On Monday in Kut, a small city about 100 miles southeast of the capital, rioters surrounding a government building were dispersed by Ukrainian troops who fired shots into the air. Three members of the Iraqi and foreign security forces were reportedly wounded. The unrest came after two successive days of violent demonstrations in Amarah, another largely Shiite town farther south, and a day of violence in Basra.

But most Shiite areas remain quiet. In Qadimia, an old Shiite community in greater Baghdad, a variety of residents said Monday that they still strongly supported the U.S.-led effort that freed them from Hussein's repressive rule, but that they were becoming upset by what they called the prolonged and intrusive presence of U.S. troops.

"There are too many tanks out there, pointing their guns at people and running into cars without even stopping to see if they have done any damage," said Abu Amar, 48, who owns a small car-cushion workshop. "We are thankful to the Americans, but they don't feel what we feel, and people get enraged by how the troops treat them."

Amar and several other Shiite shop owners said their principal concern was not elections but crime and insecurity. They agreed that it would be unwise to hold elections in the near future unless Iraq became safer and more stable.

"We need a fair and democratic legal process," said Sahah Medhi Mohammed, 38, a lawyer. "They can select a group of people to write the constitution, or they can elect them.
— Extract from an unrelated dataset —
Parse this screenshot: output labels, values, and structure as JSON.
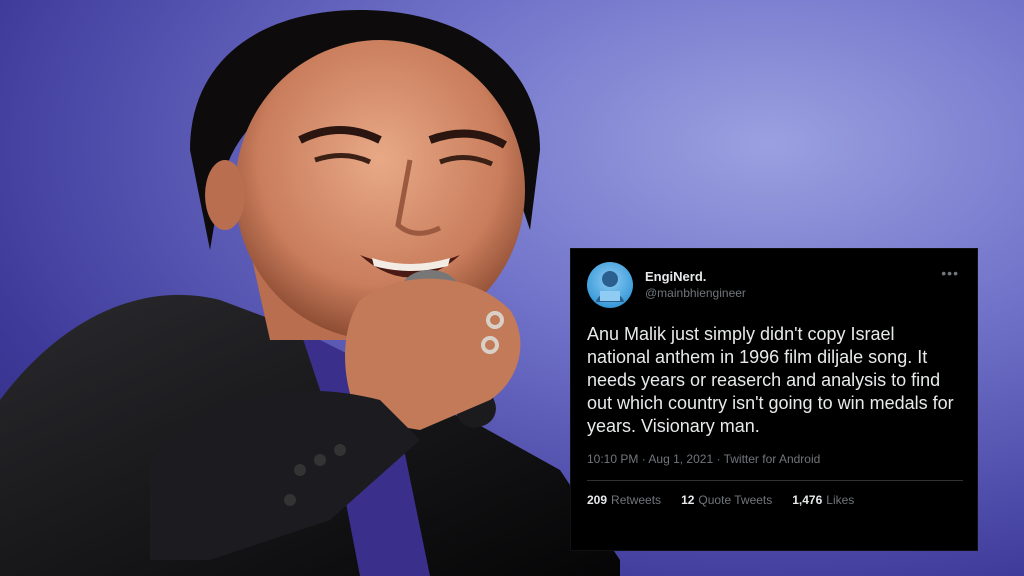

We are with both Sistani and the Americans. Whatever way is decided, our only hope is that it guarantees the right of all Iraqis."

Some urban Shiites who suffered particular hardships during the Hussein era say they are more concerned with seeking justice for those past wrongs than arguing the details of the political future.

"We want a fair government so these criminals, the people who caused these massacres, will be judged for their crimes," said Farhan Fadl Zaidan, 38, who runs a small family business making wooden doors.

On Monday, U.S. soldiers shot dead seven of about 40 members of an armed gang who were allegedly trying to steal oil from a pipeline south of Samarra, 60 miles north of Baghdad, the Army said, according to the Associated Press.